4. It will be presumed that a member desires to remain on the board unless they indicate otherwise, although this is not to be interpreted as any assurance of remaining.
5. Board members will be asked to indicate if they have any plans for retirement from the board. While said indication will be taken into account, it will not necessarily control how long a board member remains on the board.
6. The board will maintain a matrix of desired board skills.
7. There will be an annual board evaluation process that includes the assessment, in some manner of individual contributions. Periodically, this assessment must include a relative assessment of individual contributions. Assessments can be internally conducted but periodically the board shall use an outside facilitator for the assessment.
8. To further transparency the leadership team will promptly share with an individual any emerging observations about their board performance that might arise between surveys. The goal of such discussion is so that corrective steps can be implemented where appropriate.
9. As soon as the leadership team begins considering the idea that an individual will not be re- nominated, regardless as to how long before their term is due to end, that thought will be shared with the individual.
10. The CGNC will establish a process for interviewing directors whose terms expire at next annual meeting. It is anticipated that the leadership team will conduct the interviews but that is subject to CGNC. Said interview is to cover all aspects of their board contribution. In the case of the leadership team, two other members of CGNC will conduct the interviews. The purpose of the interviews is to ensure a forthright discussion of an individual director’s plans, level of engagement and any other pertinent subjects.

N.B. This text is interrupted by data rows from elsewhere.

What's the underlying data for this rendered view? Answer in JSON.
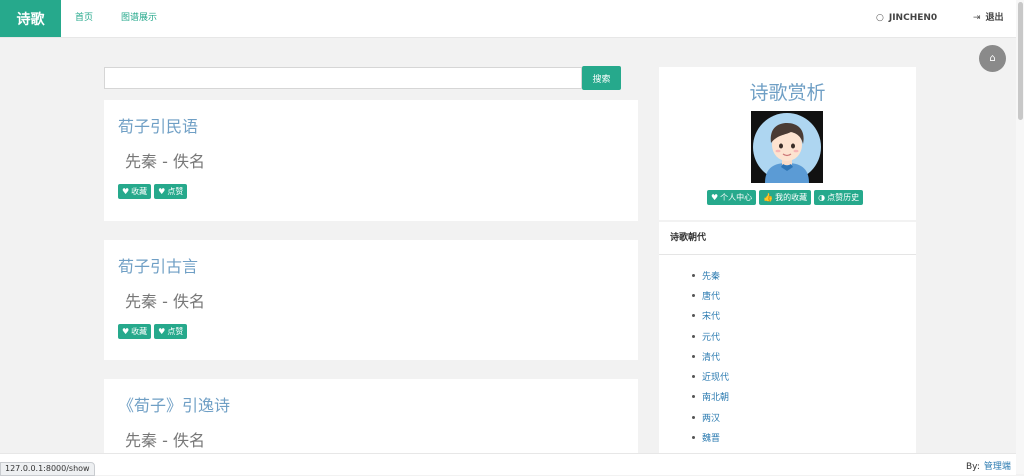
{
  "nav": {
    "brand": "诗歌",
    "links": [
      "首页",
      "图谱展示"
    ],
    "user_icon": "user-circle-icon",
    "username": "JINCHEN0",
    "logout_icon": "sign-out-icon",
    "logout": "退出"
  },
  "search": {
    "value": "",
    "placeholder": "",
    "button": "搜索"
  },
  "poems": [
    {
      "title": "荀子引民语",
      "author": "先秦 - 佚名",
      "collect": "收藏",
      "like": "点赞"
    },
    {
      "title": "荀子引古言",
      "author": "先秦 - 佚名",
      "collect": "收藏",
      "like": "点赞"
    },
    {
      "title": "《荀子》引逸诗",
      "author": "先秦 - 佚名"
    }
  ],
  "sidebar": {
    "title": "诗歌赏析",
    "buttons": [
      "个人中心",
      "我的收藏",
      "点赞历史"
    ],
    "dynasty_header": "诗歌朝代",
    "dynasties": [
      "先秦",
      "唐代",
      "宋代",
      "元代",
      "清代",
      "近现代",
      "南北朝",
      "两汉",
      "魏晋"
    ]
  },
  "footer": {
    "by": "By:",
    "admin": "管理端",
    "status_url": "127.0.0.1:8000/show"
  },
  "colors": {
    "accent": "#26a98c",
    "title_blue": "#6f9fc5",
    "link_blue": "#2a7ab0"
  }
}
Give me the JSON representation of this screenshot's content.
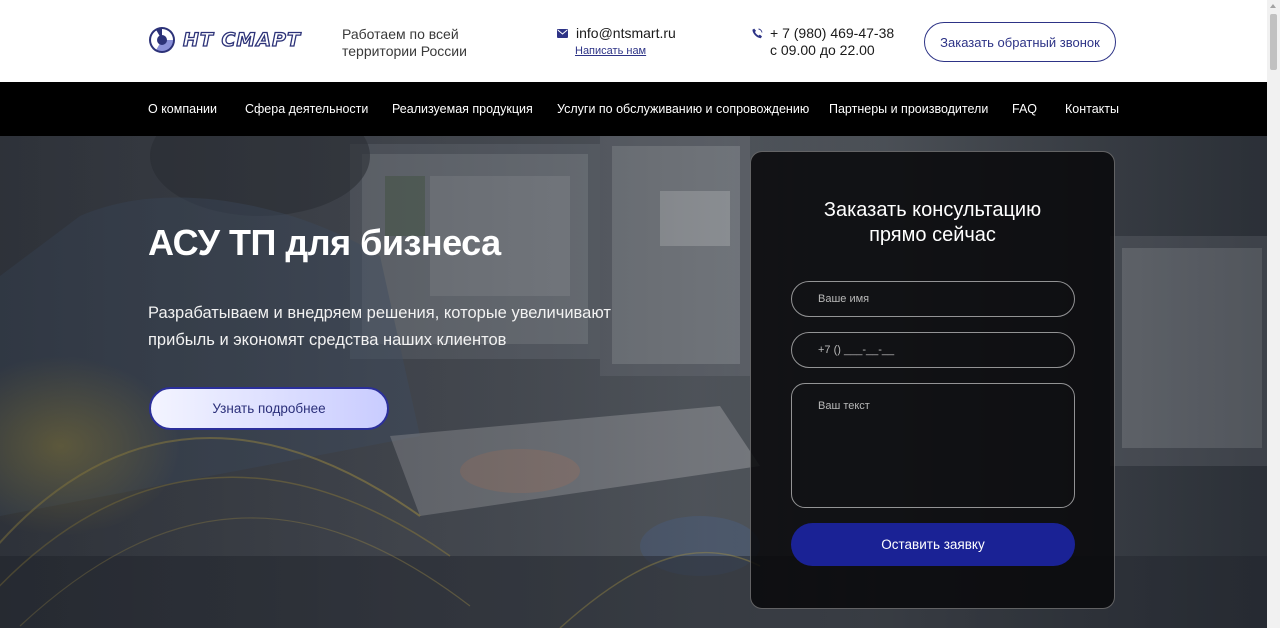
{
  "header": {
    "logo_text": "НТ СМАРТ",
    "region_line1": "Работаем по всей",
    "region_line2": "территории России",
    "email": "info@ntsmart.ru",
    "write_us": "Написать нам",
    "phone": "+ 7 (980) 469-47-38",
    "hours": "с 09.00 до 22.00",
    "callback_button": "Заказать обратный звонок"
  },
  "nav": {
    "items": [
      "О компании",
      "Сфера деятельности",
      "Реализуемая продукция",
      "Услуги по обслуживанию и сопровождению",
      "Партнеры и производители",
      "FAQ",
      "Контакты"
    ]
  },
  "hero": {
    "title": "АСУ ТП для бизнеса",
    "subtitle_line1": "Разрабатываем и внедряем решения, которые увеличивают",
    "subtitle_line2": "прибыль и экономят средства наших клиентов",
    "more_button": "Узнать подробнее"
  },
  "form": {
    "title_line1": "Заказать консультацию",
    "title_line2": "прямо сейчас",
    "name_placeholder": "Ваше имя",
    "phone_placeholder": "+7 () ___-__-__",
    "text_placeholder": "Ваш текст",
    "submit_button": "Оставить заявку"
  },
  "colors": {
    "brand": "#2d3386",
    "nav_bg": "#000000",
    "submit_bg": "#1a2295",
    "form_bg": "#0a0a0c"
  },
  "icons": [
    "logo-mark-icon",
    "mail-icon",
    "phone-icon",
    "scroll-up-arrow-icon"
  ]
}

11. Annually the board shall have an evaluative discussion of the leadership team (in the absence of the team). Said meeting will be under the leadership of the chair of the Personnel committee and the results thereof communicated to the incumbents. Said evaluation must include specific comments on how well this process of board management is being implemented.
The WSFS Board considers the process of board management one of its two or three most important accountabilities (hiring the appropriate CEO and properly holding him/her accountable for performance being the first). While it is the responsibility of the full board, the CGNC must lead the process. As part of its annual calendar the committee shall discuss the process and be a catalyst for a full board discussion. This process can be refined as needed, but only after a robust discussion of the reasons for changing.
We believe that our approach of institutionalizing a process and being transparent about its use can alleviate some of the challenges faced when looking to rework board structure. It is a key step in order to keep a board at the right size and with the right composition to best serve the shareholders.